Limitations: Analysis is restricted to open-source models; de-contamination is black-box; distractors generated by LLMs may introduce bias. Future Work: Designing training objectives to specifically strengthen \(S_{E\to O}\); expanding to open-ended generation; investigating how RLHF reshapes causal information flow.

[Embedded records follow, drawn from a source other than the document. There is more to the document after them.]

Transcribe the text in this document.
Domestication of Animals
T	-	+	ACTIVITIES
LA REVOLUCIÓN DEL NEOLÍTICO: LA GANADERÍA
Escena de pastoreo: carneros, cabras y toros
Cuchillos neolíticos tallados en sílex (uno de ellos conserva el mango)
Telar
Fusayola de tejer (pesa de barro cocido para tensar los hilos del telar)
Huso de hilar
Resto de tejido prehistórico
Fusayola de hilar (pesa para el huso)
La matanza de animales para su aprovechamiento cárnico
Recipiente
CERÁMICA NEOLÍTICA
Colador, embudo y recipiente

Ours vs Commonsense Paradigms (CRASS, etc.): Others rely on prior knowledge; ours strictly evaluates evidence-based contextual reasoning.
Ours vs Discovery-only (WIKIWHY, etc.): Ours is the first to test the full hierarchy under a unified context.
Insight: Benchmarks should evolve from reporting scores to providing "Scores + Error Distribution + Mechanistic Analysis + Causal Verification."

Rating¶

Novelty: ⭐⭐⭐⭐ Unified-context multi-level evaluation + information flow analysis is a clear innovation.
Experimental Thoroughness: ⭐⭐⭐⭐⭐ High coverage (12 models, 4 prompts, multi-level mechanisms).
Writing Quality: ⭐⭐⭐⭐⭐ Clear definitions, logical narrative, and persuasive case studies.
Value: ⭐⭐⭐⭐⭐ Public code and 4,145 high-quality samples are indispensable resources for the community.